Demonstrators march in opposition to Israel and Gaza bombing
CHICAGO (AP) — Hundreds of demonstrators marched through Chicago’s main business district Wednesday in opposition to Israel and demanding an end to Israeli attacks on Palestinians in the Gaza strip that have left dozens dead.
The demonstration occurred as Israel continued a military offensive that killed as many as 10 senior Hamas military figures among others and launched air strikes that toppled two high-rise towers housing Hamas facilities. The Islamic militant group continued to fire hundreds of rockets at Israeli cities.
Many participating in the demonstration were from Bridgeview which has one of metropolitan Chicago’s largest Palestinian populations.
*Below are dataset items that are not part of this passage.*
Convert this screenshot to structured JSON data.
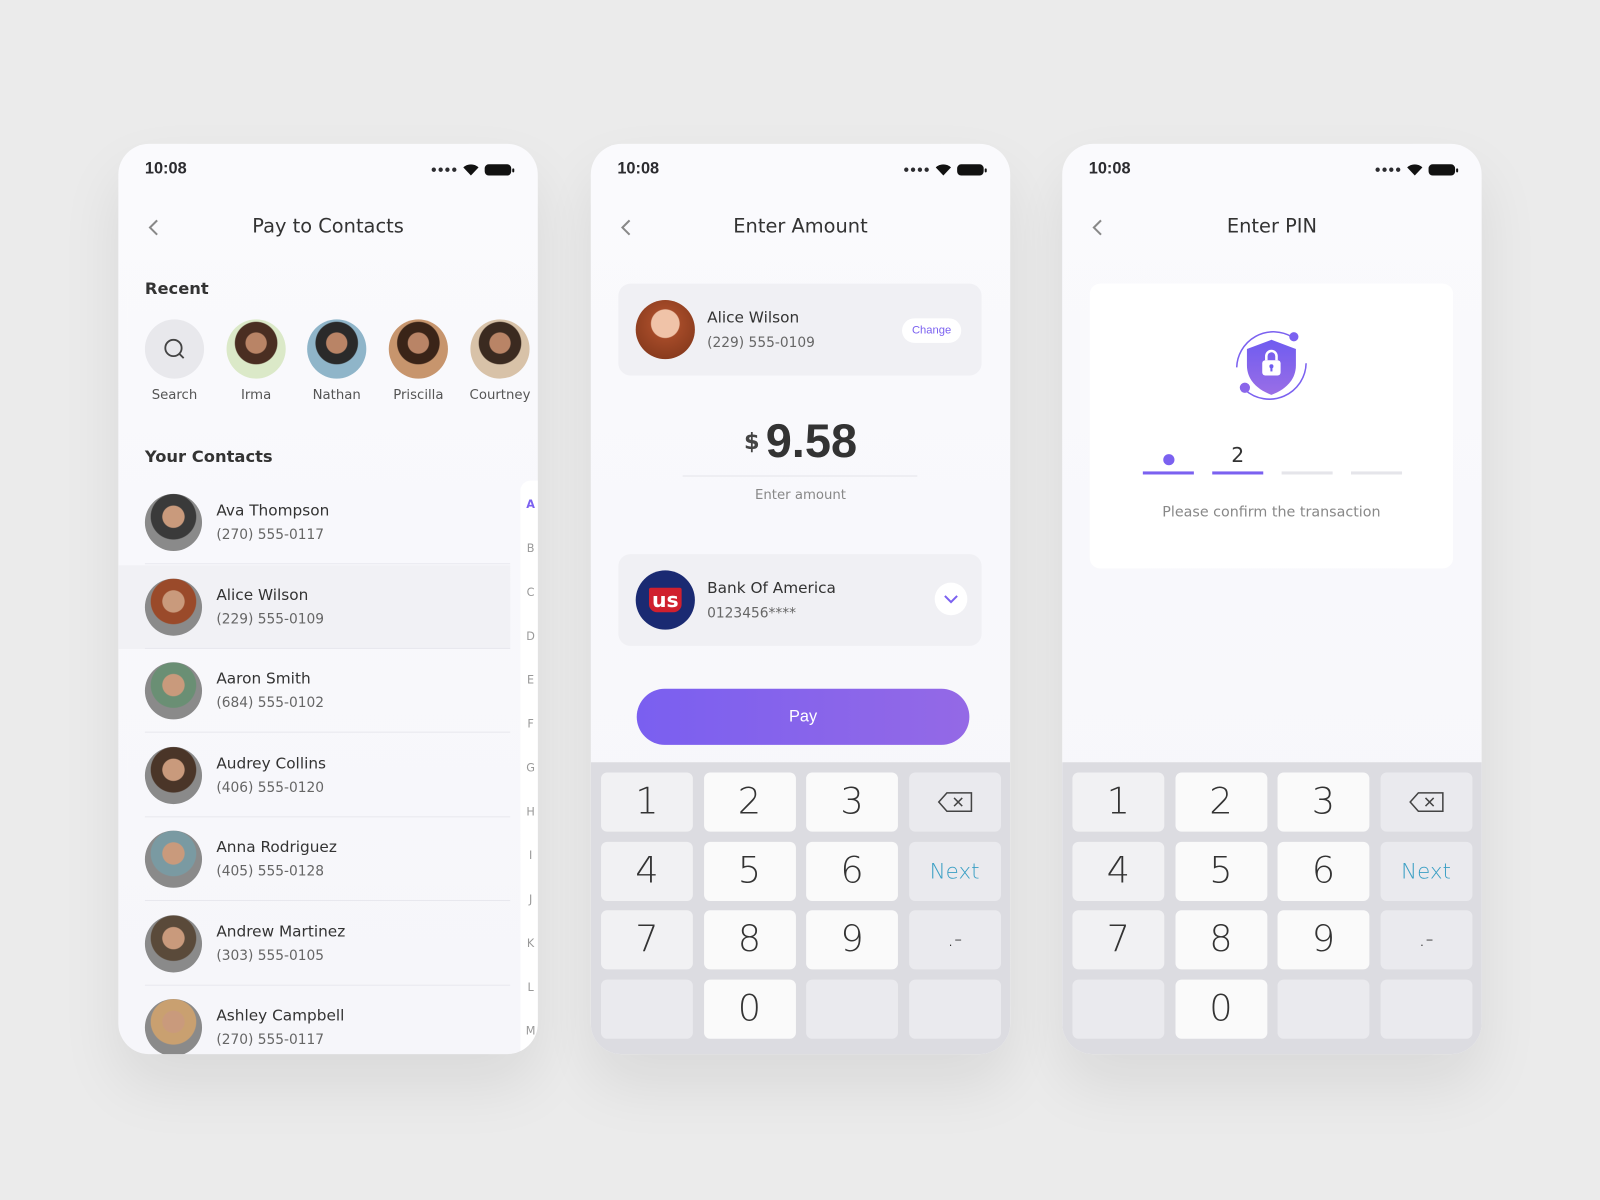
{
  "status_time": "10:08",
  "colors": {
    "accent": "#7b61f0",
    "next_key": "#3a9fc4",
    "background": "#ebebeb"
  },
  "screen1": {
    "title": "Pay to Contacts",
    "recent_heading": "Recent",
    "recent": [
      {
        "label": "Search",
        "icon": "search-icon"
      },
      {
        "label": "Irma"
      },
      {
        "label": "Nathan"
      },
      {
        "label": "Priscilla"
      },
      {
        "label": "Courtney"
      }
    ],
    "contacts_heading": "Your Contacts",
    "contacts": [
      {
        "name": "Ava Thompson",
        "phone": "(270) 555-0117"
      },
      {
        "name": "Alice Wilson",
        "phone": "(229) 555-0109",
        "selected": true
      },
      {
        "name": "Aaron Smith",
        "phone": "(684) 555-0102"
      },
      {
        "name": "Audrey Collins",
        "phone": "(406) 555-0120"
      },
      {
        "name": "Anna Rodriguez",
        "phone": "(405) 555-0128"
      },
      {
        "name": "Andrew Martinez",
        "phone": "(303) 555-0105"
      },
      {
        "name": "Ashley Campbell",
        "phone": "(270) 555-0117"
      }
    ],
    "alphabet": [
      "A",
      "B",
      "C",
      "D",
      "E",
      "F",
      "G",
      "H",
      "I",
      "J",
      "K",
      "L",
      "M"
    ],
    "alphabet_active": "A"
  },
  "screen2": {
    "title": "Enter Amount",
    "recipient": {
      "name": "Alice Wilson",
      "phone": "(229) 555-0109",
      "change_label": "Change"
    },
    "currency": "$",
    "amount": "9.58",
    "amount_hint": "Enter amount",
    "bank": {
      "name": "Bank Of America",
      "account": "0123456****",
      "logo_text": "us"
    },
    "pay_label": "Pay"
  },
  "screen3": {
    "title": "Enter PIN",
    "pin_entered": [
      "•",
      "2",
      "",
      ""
    ],
    "message": "Please confirm the transaction"
  },
  "keypad": [
    "1",
    "2",
    "3",
    "backspace",
    "4",
    "5",
    "6",
    "Next",
    "7",
    "8",
    "9",
    ".-",
    "",
    "0",
    "",
    ""
  ]
}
“It’s difficult to watch the news and see what’s happening to our families and friends there,” Hatem Abudayyeh, chairperson of the US Palestinian Community Network chairperson Hatem Abudayyeh told NBC-Chicago. “They’re very careful when they’re home, and they’re very anxious listening for the air raids.”
The violence began a month ago in Jerusalem, where heavy-handed Israeli police tactics during the Muslim holy month of Ramadan and the threatened eviction of dozens of Palestinian families by Jewish settlers ignited protests and clashes with police.
Chicago Cardinal Blase Cupich issued a statement calling for “prayer and peace” between the two sides.
“There can be no doubt of Israel’s right to a secure existence. Palestinians, too, have a right to statehood, territorial integrity, and safety,” Cupich said.
Chicago Rabbi Elisha Prero told ABC-Chicago he was in Ramat Beit Emet halfway between Jerusalem and Tel Aviv visiting his daughter as the violence escalated
“I was visiting my parents’ grave site with my wife and all of a sudden we heard what sounded like thunder, but this is the dry season, there’s not a cloud in the sky, there is no rain coming,” he said. “It is bombs. You do not know where they are going to land.”
The rabbi said Palestinian aggression will not promote a better deal for their people.